Les idéaux humanistes
La vision de l'homme et du monde selon les humanistes
Première partie de l'entretien :
Lecture du texte :
Pour cette raison, mon fils, je te conjure d'employer ta jeunesse à bien profiter en étude et en vertu. Tu es à Paris, tu as ton précepteur Epistémon : l'un, par de vivantes leçons, l'autre par de louables exemples, peuvent bien t'éduquer. J'entends et veux que tu apprennes parfaitement les langues, d'abord le grec, comme le veut Quintilien, puis le latin et l'hébreu pour l'Écriture sainte, le chaldéen et l'arabe pour la même raison; pour le grec, forme ton style en imitant Platon, et Cicéron pour le latin. Qu'il n'y ait aucun fait historique que tu n'aies en mémoire, ce à quoi t'aidera la cosmographie établie par ceux qui ont traité le sujet. Des arts libéraux, la géométrie, l'arithmétique et la musique, je t'ai donné le goût quand tu étais encore petit, à cinq ou six ans : continue et deviens savant dans tous les domaines de l'astronomie, mais laisse-moi de côté l'astrologie divinatrice et l'art de Lulle qui ne sont que tromperies et futilités. Du droit civil, je veux que tu saches par cœur tous les beaux textes, et me les commentes avec sagesse. Quant à la connaissance de la nature, je veux que tu t'y appliques avec soin : qu'il n'y ait mer, rivière ou source dont tu ne connaisses les poissons; tous les oiseaux de l'air, tous les arbres, arbustes et buissons des forêts, toutes les herbes de la terre, tous les métaux cachés au ventre des abîmes, les pierreries de tout l'Orient et du Midi. Que rien ne te soit inconnu.

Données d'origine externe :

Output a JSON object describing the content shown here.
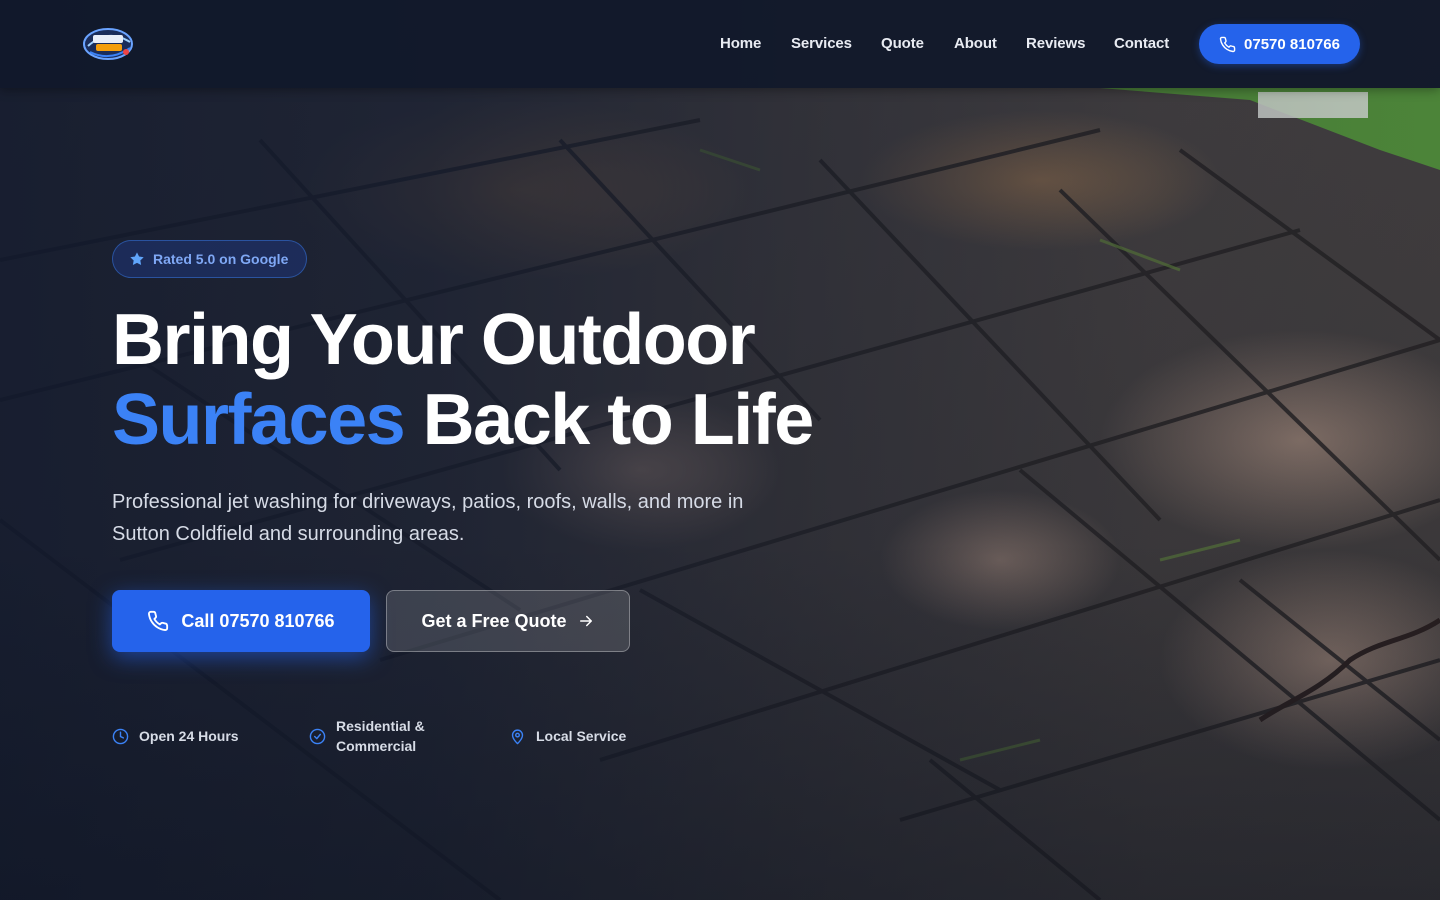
{
  "header": {
    "logo_text": "POWER PULSE",
    "nav": [
      "Home",
      "Services",
      "Quote",
      "About",
      "Reviews",
      "Contact"
    ],
    "phone_label": "07570 810766"
  },
  "hero": {
    "badge": "Rated 5.0 on Google",
    "headline_line1": "Bring Your Outdoor",
    "headline_accent": "Surfaces",
    "headline_rest": " Back to Life",
    "subtext": "Professional jet washing for driveways, patios, roofs, walls, and more in Sutton Coldfield and surrounding areas.",
    "cta_call": "Call 07570 810766",
    "cta_quote": "Get a Free Quote",
    "features": [
      {
        "icon": "clock-icon",
        "label": "Open 24 Hours"
      },
      {
        "icon": "check-circle-icon",
        "label": "Residential & Commercial"
      },
      {
        "icon": "map-pin-icon",
        "label": "Local Service"
      }
    ]
  },
  "colors": {
    "accent": "#3b82f6",
    "button": "#2563eb",
    "header_bg": "#111a2e"
  }
}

Puis relis soigneusement les livres des médecins grecs, arabes et latins, sans mépriser les talmudistes et cabalistes, et, par de fréquentes dissections, acquiers une parfaite connaissance de cet autre monde qu'est l'homme. Et quelques heures par jour, commence à lire l'Écriture sainte, d'abord en grec le Nouveau Testament et les Épîtres des Apôtres, puis en hébreu l'Ancien Testament. En somme, que je voie en toi un abîme de science : car maintenant que tu es un homme et te fais grand, il te faudra sortir de la tranquillité et du repos de l'étude et apprendre la chevalerie et les armes pour défendre ma maison et secourir nos amis dans toutes leurs affaires contre les assauts des malfaisants. Et je veux que rapidement tu mettes tes progrès en application, ce que tu ne pourras mieux faire qu'en soutenant des discussions publiques sur tous les sujets, envers et contre tous, et en fréquentant les gens lettrés, tant à Paris qu'ailleurs.
Mais parce que, selon le sage Salomon, la sagesse n'entre jamais dans une âme méchante, et que science sans conscience n'est que ruine de l'âme, il te faut servir, aimer et craindre Dieu, et en Lui mettre toutes tes pensées et tout ton espoir, et, par une foi faite de charité, t'unir à Lui de manière à n'en être jamais séparé par le péché. Prends garde aux tromperies du monde, ne t'adonne pas à des choses vaines, car cette vie est passagère, mais la parole de Dieu demeure éternellement. Sois serviable envers ton prochain, et aime-le comme toi-même. Respecte tes précepteurs, fuis la compagnie des gens à qui tu ne veux pas ressembler, et ne gaspille pas les grâces que Dieu t'a données. Et quand tu t'apercevras que tu disposes de tout le savoir que tu peux acquérir là-bas, reviens vers moi, afin que je te voie et te donne ma bénédiction avant de mourir. Mon fils, que la paix et la grâce de notre Seigneur soient avec toi. Amen.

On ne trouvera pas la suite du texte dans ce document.